The IMF released its second and final review under the stand-by arrangement report on Friday.
The IMF observed the resumption of gas tariff adjustments (after some delay) in line with cost recovery has contributed to a modest decline in natural gas circular debt (CD) to Rs2,083 billion (2.0 percent of GDP) as of January 2024.
IMF briefed about tariff, circular debt plans
The Fund suggested that price adjustments should continue to move toward the full phasing out of captive power usage this year, with cheaper natural gas prioritised for the most efficient power plants.
They should also include efforts to fully equalize gas prices for all fertiliser companies. The authorities signaled an intention to move toward fully implementing a weighted average cost of gas (WACOG) across Pakistan, which would introduce a uniform gas price while helping to ensure cost recovery.

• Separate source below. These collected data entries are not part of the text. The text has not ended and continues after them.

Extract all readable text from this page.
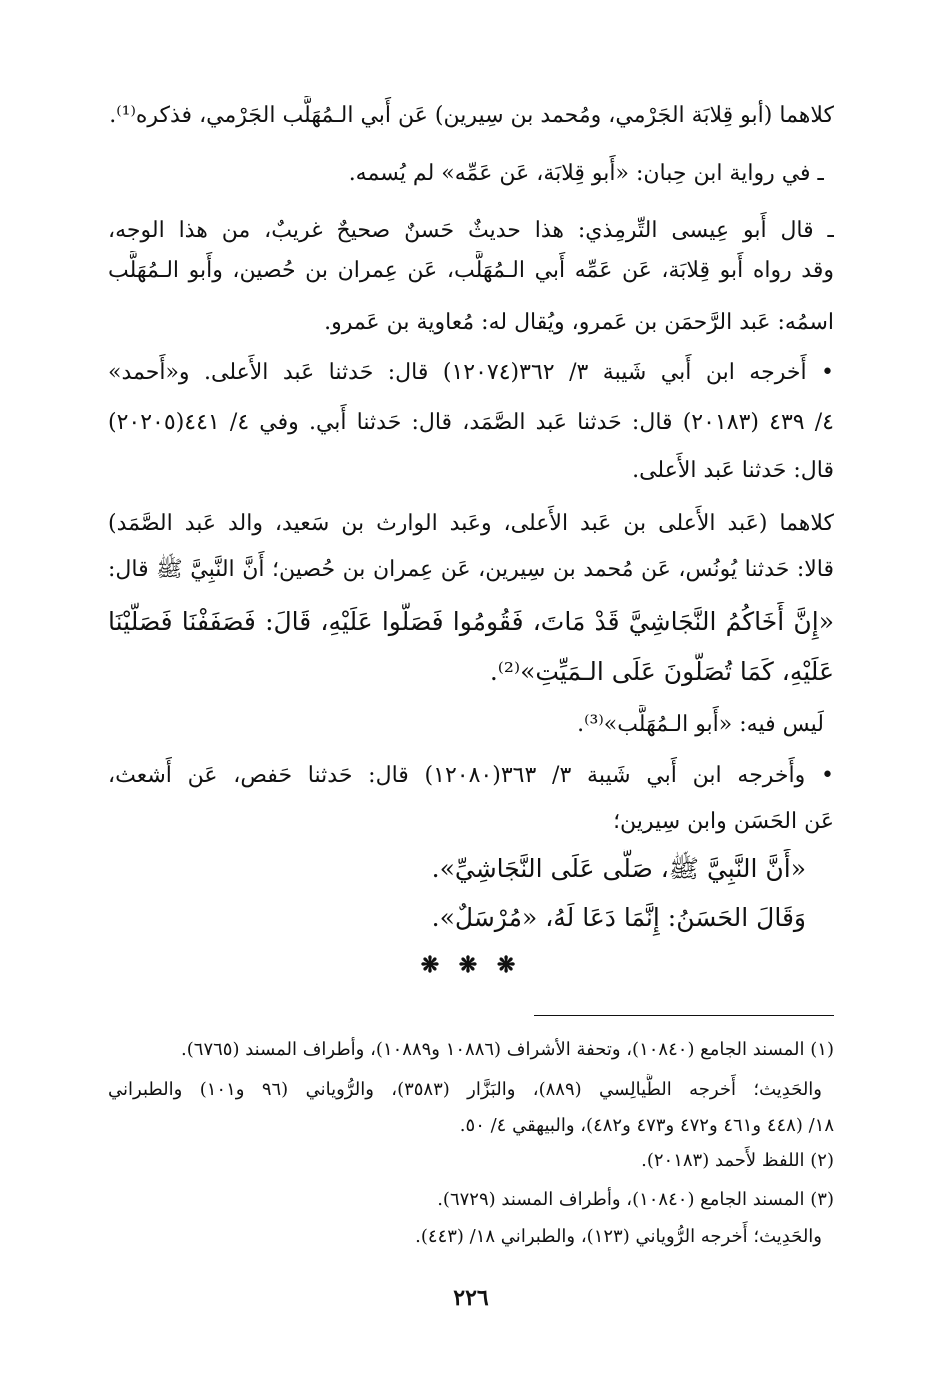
كلاهما (أبو قِلابَة الجَرْمي، ومُحمد بن سِيرين) عَن أَبي الـمُهَلَّب الجَرْمي، فذكره⁽¹⁾.
ـ في رواية ابن حِبان: «أَبو قِلابَة، عَن عَمِّه» لم يُسمه.
ـ قال أَبو عِيسى التِّرمِذي: هذا حديثٌ حَسنٌ صحيحٌ غريبٌ، من هذا الوجه،
وقد رواه أَبو قِلابَة، عَن عَمِّه أَبي الـمُهَلَّب، عَن عِمران بن حُصين، وأَبو الـمُهَلَّب
اسمُه: عَبد الرَّحمَن بن عَمرو، ويُقال له: مُعاوية بن عَمرو.
• أَخرجه ابن أَبي شَيبة ٣/ ٣٦٢(١٢٠٧٤) قال: حَدثنا عَبد الأَعلى. و«أَحمد»
٤/ ٤٣٩ (٢٠١٨٣) قال: حَدثنا عَبد الصَّمَد، قال: حَدثنا أَبي. وفي ٤/ ٤٤١(٢٠٢٠٥)
قال: حَدثنا عَبد الأَعلى.
كلاهما (عَبد الأَعلى بن عَبد الأَعلى، وعَبد الوارث بن سَعيد، والد عَبد الصَّمَد)
قالا: حَدثنا يُونُس، عَن مُحمد بن سِيرين، عَن عِمران بن حُصين؛ أَنَّ النَّبِيَّ ﷺ قال:
«إِنَّ أَخَاكُمُ النَّجَاشِيَّ قَدْ مَاتَ، فَقُومُوا فَصَلُّوا عَلَيْهِ، قَالَ: فَصَفَفْنَا فَصَلَّيْنَا
عَلَيْهِ، كَمَا تُصَلُّونَ عَلَى الـمَيِّتِ»⁽²⁾.
لَيس فيه: «أَبو الـمُهَلَّب»⁽³⁾.
• وأَخرجه ابن أَبي شَيبة ٣/ ٣٦٣(١٢٠٨٠) قال: حَدثنا حَفص، عَن أَشعث،
عَن الحَسَن وابن سِيرين؛
«أَنَّ النَّبِيَّ ﷺ، صَلَّى عَلَى النَّجَاشِيِّ».
وَقَالَ الحَسَنُ: إِنَّمَا دَعَا لَهُ، «مُرْسَلٌ».
❋ ❋ ❋
(١) المسند الجامع (١٠٨٤٠)، وتحفة الأشراف (١٠٨٨٦ و١٠٨٨٩)، وأطراف المسند (٦٧٦٥).
والحَدِيث؛ أَخرجه الطَّيالِسي (٨٨٩)، والبَزَّار (٣٥٨٣)، والرُّوياني (٩٦ و١٠١) والطبراني
١٨/ (٤٤٨ و٤٦١ و٤٧٢ و٤٧٣ و٤٨٢)، والبيهقي ٤/ ٥٠.
(٢) اللفظ لأَحمد (٢٠١٨٣).
(٣) المسند الجامع (١٠٨٤٠)، وأطراف المسند (٦٧٢٩).
والحَدِيث؛ أَخرجه الرُّوياني (١٢٣)، والطبراني ١٨/ (٤٤٣).
٢٢٦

The report pointed out that Pakistan implemented another significant (24 percent on average) gas tariff increase on February 15. The change maintained a progressive rate structure to protect vulnerable residential consumers; significantly increased and equalised prices for fertilizer companies in the system; and modestly increased prices for captive power and some industrial users.
The Fund acknowledged that Pakistan met the Structural Benchmarks (SBs) on the notification of the semiannual gas tariff adjustment.
The RLNG has become an increasingly larger component of the gas mix in Pakistan given declining natural gas supplies (partly driven in turn by years of under-pricing); RLNG has subsequently been diverted to domestic users at below full cost, the report says.